Le Comité accueille avec satisfaction le quatrième rapport périodique du Chili, le document de base (HRI/CORE/CHL/2013) et les réponses à sa liste de points (E/C.12/CHL/Q/4/Add.1). Il se félicite du dialogue constructif établi avec la délégation de haut niveau composée de spécialistes de plusieurs ministères.

B.Aspects positifs

Le Comité note avec satisfaction que l’État partie a ratifié les instruments internationaux suivants :

a)La Convention internationale pour la protection de toutes les personnes contre les disparitions forcées, le 8 décembre 2009;

b)Le Protocole facultatif se rapportant à la Convention contre la torture et autres peines ou traitements cruels, inhumains ou dégradants, le 12 décembre 2008;

c)Le deuxième Protocole facultatif se rapportant au Pacte international relatif aux droits civils et politiques, visant à abolir la peine de mort, le 26 septembre 2008;

d)La Convention relative aux droits des personnes handicapées et le Protocole facultatif s’y rapportant, le 29 juillet 2008;

e)La Convention internationale sur la protection des droits de tous les travailleurs migrants et des membres de leur famille, le 21 mars 2005.

Le Comité salue l’adoption de :

a)La loi no 20845 relative à l’accès à l’école pour tous, le 29 mai 2015;

b)La loi no 20830 portant création de l’Accord d’union civile, le 28 janvier 2015;

c)La loi no 20786 portant modification des dispositions relatives à la journée de travail, au repos et à la composition de la rémunération des domestiques, le 19 octobre 2014;

d)La loi no 20545 portant modification des normes sur la protection de la maternité et incorporant le congé parental postnatal, le 6 octobre 2011.

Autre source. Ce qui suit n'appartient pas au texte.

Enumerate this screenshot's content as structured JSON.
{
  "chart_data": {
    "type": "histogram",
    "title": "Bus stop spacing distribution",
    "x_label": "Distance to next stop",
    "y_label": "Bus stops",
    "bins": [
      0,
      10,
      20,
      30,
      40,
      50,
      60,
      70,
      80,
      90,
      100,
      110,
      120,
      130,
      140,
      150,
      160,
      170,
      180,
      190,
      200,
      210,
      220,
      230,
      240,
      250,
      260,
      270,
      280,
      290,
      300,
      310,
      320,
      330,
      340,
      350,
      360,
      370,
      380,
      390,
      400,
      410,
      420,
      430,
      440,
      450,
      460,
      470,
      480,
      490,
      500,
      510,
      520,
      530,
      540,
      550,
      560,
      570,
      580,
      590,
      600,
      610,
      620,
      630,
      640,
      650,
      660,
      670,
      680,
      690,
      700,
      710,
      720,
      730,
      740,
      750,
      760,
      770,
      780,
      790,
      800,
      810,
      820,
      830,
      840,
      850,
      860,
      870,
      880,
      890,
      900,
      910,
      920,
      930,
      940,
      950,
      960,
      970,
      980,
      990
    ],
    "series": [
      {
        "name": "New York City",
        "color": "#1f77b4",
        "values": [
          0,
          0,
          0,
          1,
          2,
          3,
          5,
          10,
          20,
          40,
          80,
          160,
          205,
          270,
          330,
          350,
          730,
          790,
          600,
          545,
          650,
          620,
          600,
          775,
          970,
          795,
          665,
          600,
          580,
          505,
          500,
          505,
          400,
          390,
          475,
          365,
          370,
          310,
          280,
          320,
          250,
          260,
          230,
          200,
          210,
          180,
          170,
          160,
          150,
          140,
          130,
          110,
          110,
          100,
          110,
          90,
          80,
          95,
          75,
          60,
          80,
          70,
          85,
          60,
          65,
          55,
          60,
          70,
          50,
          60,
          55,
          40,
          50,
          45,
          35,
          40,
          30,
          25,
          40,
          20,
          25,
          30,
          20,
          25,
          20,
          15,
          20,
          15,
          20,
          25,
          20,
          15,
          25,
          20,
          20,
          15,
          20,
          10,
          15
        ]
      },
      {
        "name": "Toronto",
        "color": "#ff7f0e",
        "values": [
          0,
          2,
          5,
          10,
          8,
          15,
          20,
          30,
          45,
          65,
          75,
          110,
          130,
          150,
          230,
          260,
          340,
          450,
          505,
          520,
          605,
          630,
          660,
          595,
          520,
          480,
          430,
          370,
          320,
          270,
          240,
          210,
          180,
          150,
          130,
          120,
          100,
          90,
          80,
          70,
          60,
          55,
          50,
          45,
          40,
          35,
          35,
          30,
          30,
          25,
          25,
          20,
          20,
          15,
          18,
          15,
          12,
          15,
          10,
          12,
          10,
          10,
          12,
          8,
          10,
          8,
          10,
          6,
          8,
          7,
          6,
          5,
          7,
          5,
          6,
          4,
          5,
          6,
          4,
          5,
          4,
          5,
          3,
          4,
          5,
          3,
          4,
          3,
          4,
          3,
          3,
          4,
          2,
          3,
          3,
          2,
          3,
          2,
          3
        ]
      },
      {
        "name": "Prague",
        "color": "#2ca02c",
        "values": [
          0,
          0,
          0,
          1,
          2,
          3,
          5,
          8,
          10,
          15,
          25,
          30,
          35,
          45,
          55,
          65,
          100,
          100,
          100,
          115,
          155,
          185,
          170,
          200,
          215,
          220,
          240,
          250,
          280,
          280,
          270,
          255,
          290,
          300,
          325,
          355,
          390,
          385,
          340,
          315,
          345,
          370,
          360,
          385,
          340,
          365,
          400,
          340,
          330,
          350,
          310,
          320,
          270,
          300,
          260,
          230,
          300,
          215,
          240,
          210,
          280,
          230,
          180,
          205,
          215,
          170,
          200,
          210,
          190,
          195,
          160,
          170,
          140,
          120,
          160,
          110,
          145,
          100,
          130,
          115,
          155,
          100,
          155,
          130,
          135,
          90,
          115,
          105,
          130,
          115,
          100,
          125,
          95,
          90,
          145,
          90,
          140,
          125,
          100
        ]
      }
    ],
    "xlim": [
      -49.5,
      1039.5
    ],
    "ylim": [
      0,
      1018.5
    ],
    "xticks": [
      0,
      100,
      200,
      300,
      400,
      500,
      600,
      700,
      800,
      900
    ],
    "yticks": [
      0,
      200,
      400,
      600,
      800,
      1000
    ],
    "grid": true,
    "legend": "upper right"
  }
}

Le Comité salue l’action menée par l’État partie pour intégrer les droits de l’homme dans la planification, la conception, l’exécution, le suivi et l’évaluation des politiques et programmes sociaux. En particulier, le Comité salue la création :

a)Du Ministère de la femme et de l’égalité des sexes, en 2015;

b)Du Conseil national de l’enfance, en 2014;

c)De l’Institut national des droits de l’homme, en 2009.

Le Comité accueille avec satisfaction le projet de l’État partie de ratifier le Protocole facultatif se rapportant au Pacte international relatif aux droits économiques, sociaux et culturels.

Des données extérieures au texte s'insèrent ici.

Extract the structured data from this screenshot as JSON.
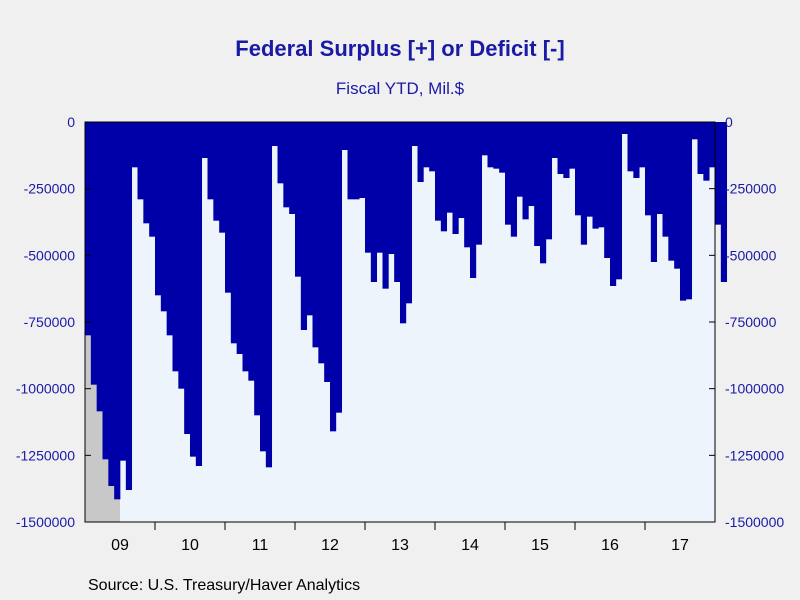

C.Principaux motifs de préoccupation et recommandations

Justiciabilité des droits consacrés par le Pacte

Le Comité note avec satisfaction les renseignements fournis par l’État partie sur l’application du Pacte par les tribunaux nationaux et sur la réforme constitutionnelle qui va commencer, mais il souhaite exprimer de nouveau sa préoccupation (voir E/C.12/1/Add.105, par. 12) sur le fait que certains droits économiques, sociaux et culturels ne sont pas reconnus dans la Constitution. Il est également préoccupé de constater que le recours en protection créé par la Constitution exclut de la protection juridique certains des droits protégés par le Pacte et en limite ainsi l’applicabilité directe par les tribunaux nationaux (art. 2, par. 1).

Compte tenu de sa recommandation précédente (E/C.12/1/Add.105, par. 29), le Comité recommande à l ’ État partie de garantir la reconnaissance complète et la protection juridique nécessaire des droits économiques, sociaux et culturels dans le nouveau texte constitutionnel, et de faire en sorte que la réforme constitutionnelle prévue soit transparente et participative. Il appelle aussi l ’ attention de l ’ État partie sur son o bservation générale n o 9 (1998) concernant l ’ application du Pacte au niveau national.

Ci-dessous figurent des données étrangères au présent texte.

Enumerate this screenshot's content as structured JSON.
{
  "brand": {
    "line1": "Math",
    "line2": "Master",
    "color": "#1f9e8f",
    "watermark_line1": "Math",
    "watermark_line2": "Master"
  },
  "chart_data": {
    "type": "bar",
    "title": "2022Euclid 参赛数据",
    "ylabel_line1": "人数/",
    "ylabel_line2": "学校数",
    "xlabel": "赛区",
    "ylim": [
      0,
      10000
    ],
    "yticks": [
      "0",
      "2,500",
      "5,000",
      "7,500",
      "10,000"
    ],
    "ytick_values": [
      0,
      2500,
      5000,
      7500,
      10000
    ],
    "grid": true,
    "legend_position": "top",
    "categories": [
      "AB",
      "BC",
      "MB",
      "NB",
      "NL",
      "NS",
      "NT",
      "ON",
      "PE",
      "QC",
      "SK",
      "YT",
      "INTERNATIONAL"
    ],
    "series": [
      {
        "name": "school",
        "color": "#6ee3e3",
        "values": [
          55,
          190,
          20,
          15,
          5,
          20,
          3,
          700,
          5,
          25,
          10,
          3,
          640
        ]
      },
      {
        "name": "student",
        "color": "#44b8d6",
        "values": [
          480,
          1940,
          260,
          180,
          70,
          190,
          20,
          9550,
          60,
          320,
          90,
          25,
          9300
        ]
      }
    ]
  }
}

Droits des peuples autochtones

Le Comité demeure préoccupé par le fait que les droits des peuples autochtones ne sont toujours pas reconnus au niveau constitutionnel et que l’État partie ne s’est toujours pas doté d’un dispositif juridique qui oblige d’obtenir le consentement libre et éclairé des peuples autochtones préalablement à toute décision susceptible d’avoir une incidence sur l’exercice de leurs droits économiques, sociaux et culturels. Il est aussi préoccupé par le fait que, malgré l’action menée par l’État partie concernant la délimitation des terres autochtones, le droit qu’ont les peuples autochtones de disposer librement de leurs richesses et de leurs ressources naturelles ainsi que de leurs terres ancestrales jouit d’une protection limitée (art. 1).

Le Comité invite instamment l ’ État partie :

a) À respecter l ’ engagement pris pendant le dialogue de garantir la reconnaissance des droits des peuples autochtones dans la nouvelle Constitution;

b) À prendre toutes les mesures d ’ ordre législatif et administratif nécessaires pour garantir l ’ obtention du consentement libre et éclairé des peuples autochtones préalablement à toute décision susceptible d ’ avoir une incidence directe sur l ’ exercice de leurs droits économiques, sociaux et culturels;

c) À intensifier ses efforts pour garantir le droit qu ’ ont les peuples autochtones de disposer librement de leurs terres, territoires et ressources naturelles, notamment par la reconnaissance légale et la protection juridique nécessaires.

Institut national des droits de l’homme

Le Comité note avec préoccupation que l’Institut national des droits de l’homme ne dispose pas des ressources nécessaires pour s’acquitter efficacement de son mandat (art. 2, par. 1).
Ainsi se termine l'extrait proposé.